NATIONAL NEWS - Embattled power utility Eskom has reached a point of no return in the construction of its two new build projects, which have to be completed in spite of time and cost overruns.
Questions have been raised by the public and within Eskom’s board on whether Medupi and Kusile should be completed as construction runs significantly over budget and over schedule.
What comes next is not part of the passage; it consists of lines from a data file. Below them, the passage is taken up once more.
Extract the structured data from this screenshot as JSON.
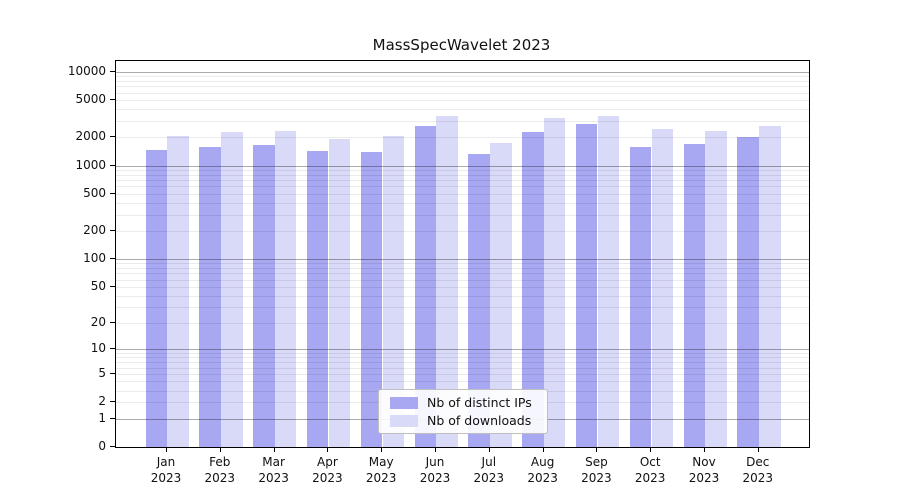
{
  "chart_data": {
    "type": "bar",
    "title": "MassSpecWavelet 2023",
    "scale": "log1p",
    "categories": [
      "Jan",
      "Feb",
      "Mar",
      "Apr",
      "May",
      "Jun",
      "Jul",
      "Aug",
      "Sep",
      "Oct",
      "Nov",
      "Dec"
    ],
    "year": "2023",
    "series": [
      {
        "name": "Nb of distinct IPs",
        "color": "#a7a7f2",
        "values": [
          1470,
          1570,
          1660,
          1420,
          1410,
          2660,
          1320,
          2300,
          2780,
          1590,
          1700,
          2000
        ]
      },
      {
        "name": "Nb of downloads",
        "color": "#d9d9f8",
        "values": [
          2080,
          2290,
          2320,
          1920,
          2070,
          3350,
          1740,
          3190,
          3380,
          2460,
          2360,
          2640
        ]
      }
    ],
    "yticks": [
      0,
      1,
      2,
      5,
      10,
      20,
      50,
      100,
      200,
      500,
      1000,
      2000,
      5000,
      10000
    ],
    "ylim": [
      0,
      14000
    ],
    "grid": "on",
    "legend_position": "inside-bottom-center",
    "colors": {
      "axis": "#000000",
      "major_grid": "#b5b5b5",
      "minor_grid": "#ebebeb",
      "legend_border": "#bfbfbf"
    }
  }
}
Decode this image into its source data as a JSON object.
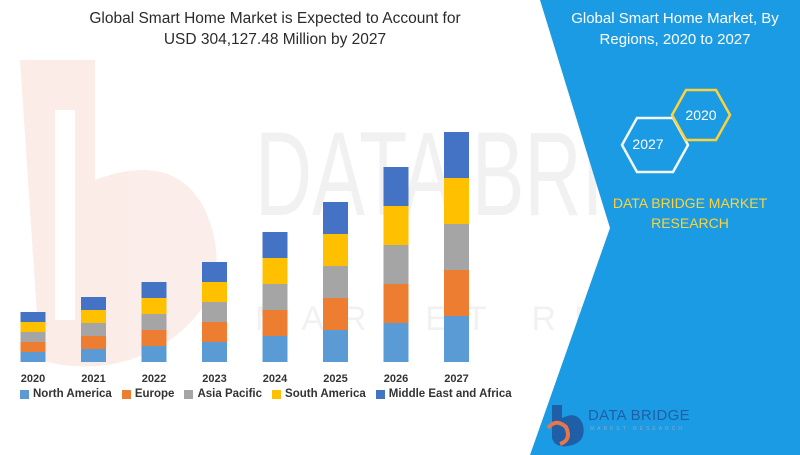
{
  "header": {
    "title_line1": "Global Smart Home Market is Expected to Account for",
    "title_line2": "USD 304,127.48 Million by 2027",
    "right_title_line1": "Global Smart Home Market, By",
    "right_title_line2": "Regions, 2020 to 2027"
  },
  "panel": {
    "hex_small": "2027",
    "hex_large": "2020",
    "brand_line1": "DATA BRIDGE MARKET",
    "brand_line2": "RESEARCH",
    "logo_name": "DATA BRIDGE",
    "logo_sub": "MARKET RESEARCH",
    "watermark_word1": "DATA BRIDGE",
    "watermark_word2": "MARKET RESEARCH",
    "panel_color": "#1b9be3",
    "accent_color": "#ffd23a"
  },
  "chart_data": {
    "type": "bar",
    "stacked": true,
    "categories": [
      "2020",
      "2021",
      "2022",
      "2023",
      "2024",
      "2025",
      "2026",
      "2027"
    ],
    "series": [
      {
        "name": "North America",
        "color": "#5b9bd5",
        "values": [
          10,
          13,
          16,
          20,
          26,
          32,
          39,
          46
        ]
      },
      {
        "name": "Europe",
        "color": "#ed7d31",
        "values": [
          10,
          13,
          16,
          20,
          26,
          32,
          39,
          46
        ]
      },
      {
        "name": "Asia Pacific",
        "color": "#a5a5a5",
        "values": [
          10,
          13,
          16,
          20,
          26,
          32,
          39,
          46
        ]
      },
      {
        "name": "South America",
        "color": "#ffc000",
        "values": [
          10,
          13,
          16,
          20,
          26,
          32,
          39,
          46
        ]
      },
      {
        "name": "Middle East and Africa",
        "color": "#4472c4",
        "values": [
          10,
          13,
          16,
          20,
          26,
          32,
          39,
          46
        ]
      }
    ],
    "ylim": [
      0,
      240
    ],
    "grid": false,
    "legend_position": "bottom"
  }
}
To add insult to injury, the power plants have been racked by design and technical faults and are under performing.
The new build projects, whose construction began about 12 years ago, were meant to plug the gap in electricity supply as Eskom pulls off the old and ageing power plants, which experience frequent breakdowns, for much-needed maintenance.
“Medupi is almost 94% [complete] and Kusile is sitting at about 89%; there is no going back, we just have to correct what we have” said Eskom chief executive Phakamani Hadebe on Wednesday.
Hadebe said the utility had spent over R260 billion on the power plants and out of a total of 12 units, only three have been commercialised at Medupi while Kusile has only one commercialised unit.
“Our challenge is that at best, they perform at about 50% or so,” said Hadebe.
Board chairperson Jabu Mabuza said Eskom had conducted a cost-benefit analysis of halting construction and found that it was more beneficial to “spend more time and money to mitigate the risks of completion than to abandon completion”.
Mabuza said that even if the utility were to stop construction on the plants, it would still need to find additional capacity. He said Eskom would need to build something else, which would have its own costs and would take five years.
In the meantime, Eskom has to find a way to meet the nation’s demand for electricity with its unreliable, ageing fleet.
Eskom is not going to rid itself of an ageing fleet by building something new, Mabuza said. “The ageing fleet will continue to age, so we have to provide for this ageing fleet, which put us in the position we are in.”
A presentation by the technical review task team showed that some of the issues at Medupi and Kusile include boiler design faults that result in high temperatures, which the cooling water system cannot quell.
The dust handling plant is plagued by excessive leaks, a lack of spares, premature failure of parts and ash build up, which leads to unit trips.
Phindile Mookestsi, a member of the Technical Review Team (TRT) appointed to look into the operational issues at Eskom, said a comparative study was conducted, which put the two plants against their global counterparts and found that “Medupi and Kusile are not that bad”.
Ian Morrison, who is also a member of the TRT, added that people forget that all power stations coming into operation experience “teething problems”.
“We have to give the new build space to settle down and sort out some of the defects and optimise maintenance and operations; we should then have a world class asset,” said Morrison.
Within the next two months Eskom will commercialise two additional units at Medupi and Kusile, which Hadebe says are the best-performing out of all the units at the new build power plants.